Jimmy Hunt does an admirable job as David MacLean (he has a cameo as a cop in the remake), who keeps a cool head in the face of adversity. His father (Leif Erickson) undergoes a radical mood swing as he succumbs to Martian mind control. His rapid mood shift is positively frightening. Helena Carter is also very good as Dr. Pat Blake, David’s only ally in the fight against extra-terrestrial conquest.
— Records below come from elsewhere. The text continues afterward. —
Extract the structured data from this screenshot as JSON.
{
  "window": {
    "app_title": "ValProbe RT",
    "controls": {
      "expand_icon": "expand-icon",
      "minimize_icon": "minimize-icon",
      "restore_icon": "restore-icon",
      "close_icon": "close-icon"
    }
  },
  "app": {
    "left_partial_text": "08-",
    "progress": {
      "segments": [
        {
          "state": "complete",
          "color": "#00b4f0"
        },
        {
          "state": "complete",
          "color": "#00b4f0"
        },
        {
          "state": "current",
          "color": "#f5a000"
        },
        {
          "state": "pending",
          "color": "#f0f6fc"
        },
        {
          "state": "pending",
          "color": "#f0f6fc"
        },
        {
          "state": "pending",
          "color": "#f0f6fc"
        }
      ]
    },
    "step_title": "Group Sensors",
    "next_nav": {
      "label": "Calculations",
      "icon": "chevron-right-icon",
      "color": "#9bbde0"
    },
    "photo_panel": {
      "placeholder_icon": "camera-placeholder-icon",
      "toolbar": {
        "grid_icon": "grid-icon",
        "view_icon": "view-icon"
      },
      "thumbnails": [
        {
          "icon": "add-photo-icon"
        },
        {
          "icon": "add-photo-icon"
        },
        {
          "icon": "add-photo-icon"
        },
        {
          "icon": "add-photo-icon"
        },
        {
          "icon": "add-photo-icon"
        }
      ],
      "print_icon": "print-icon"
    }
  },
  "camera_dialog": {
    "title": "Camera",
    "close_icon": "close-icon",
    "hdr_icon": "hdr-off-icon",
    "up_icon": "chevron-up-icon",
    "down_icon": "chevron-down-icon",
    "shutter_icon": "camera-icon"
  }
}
Hooper assembled a good cast of veteran character actors for the remake, but most of their talent is wasted. In contrast to Erickson’s scary transformation, Timothy Bottoms as David’s father doesn’t seem particularly threatening, just eccentric. As a school nurse who’s prone to histrionics, Karen Black’s character is a step down from Carter’s Dr. Blake (“You’re not just a crazy child, are you?”). Louise Fletcher seems to be going through the motions in the usual thankless villainess role we’ve grown to associate with her. As David, Hunter Carson (Black’s real-life son) doesn’t fare any better than the rest of the ensemble. His acting ranges from blank expressions to flailing his arms about and shouting hysterically.



Verdict: Original





Overall Effectiveness



Both films take a different approach with regard to introducing the invaders. The original prefers a slow build (we don’t see the alien invaders or their lair until two-thirds of the way in), but that time isn’t wasted. The filmmakers wisely chose to leave it to the audience to speculate what was hidden underneath the sand dune concealing the Martian ship. A haunting chorus accompanies the scenes in which people are sucked into the ground. The tension is palpable as David wonders who to trust, and an atmosphere of overwhelming paranoia mounts. In the remake, things are taken at face value. Possibly a result of pandering to pressure from Cannon Films, or a sign of the diminishing attention span of filmgoers, Hooper doesn’t waste much time before we catch a glimpse of the alien spacecraft interior and its weird inhabitants.



Verdict: Original





In what has become an all too common trend in remakes, what worked in the original film is somehow lost in translation. The 1986 version follows the same recipe and uses the same ingredients, but the recipe ends up tasting wrong. The “bigger means better” approach recalls a line from Jeff Goldblum’s Ian Malcolm in Jurassic Park, who lamented “…they didn’t stop to think if they should.” Hooper somehow manages to screw up everything that worked in Menzies’ original. Thanks to dodgy acting and an ill-advised freeze frame, even the ending lacks the bite of the 1953 film. While the 1986 film is a missed opportunity, the alien invasion trope is always in style. Another 30 years have elapsed since the previous attempt, and the story is ripe for another remake, re-tooled for the current, uncertain climate.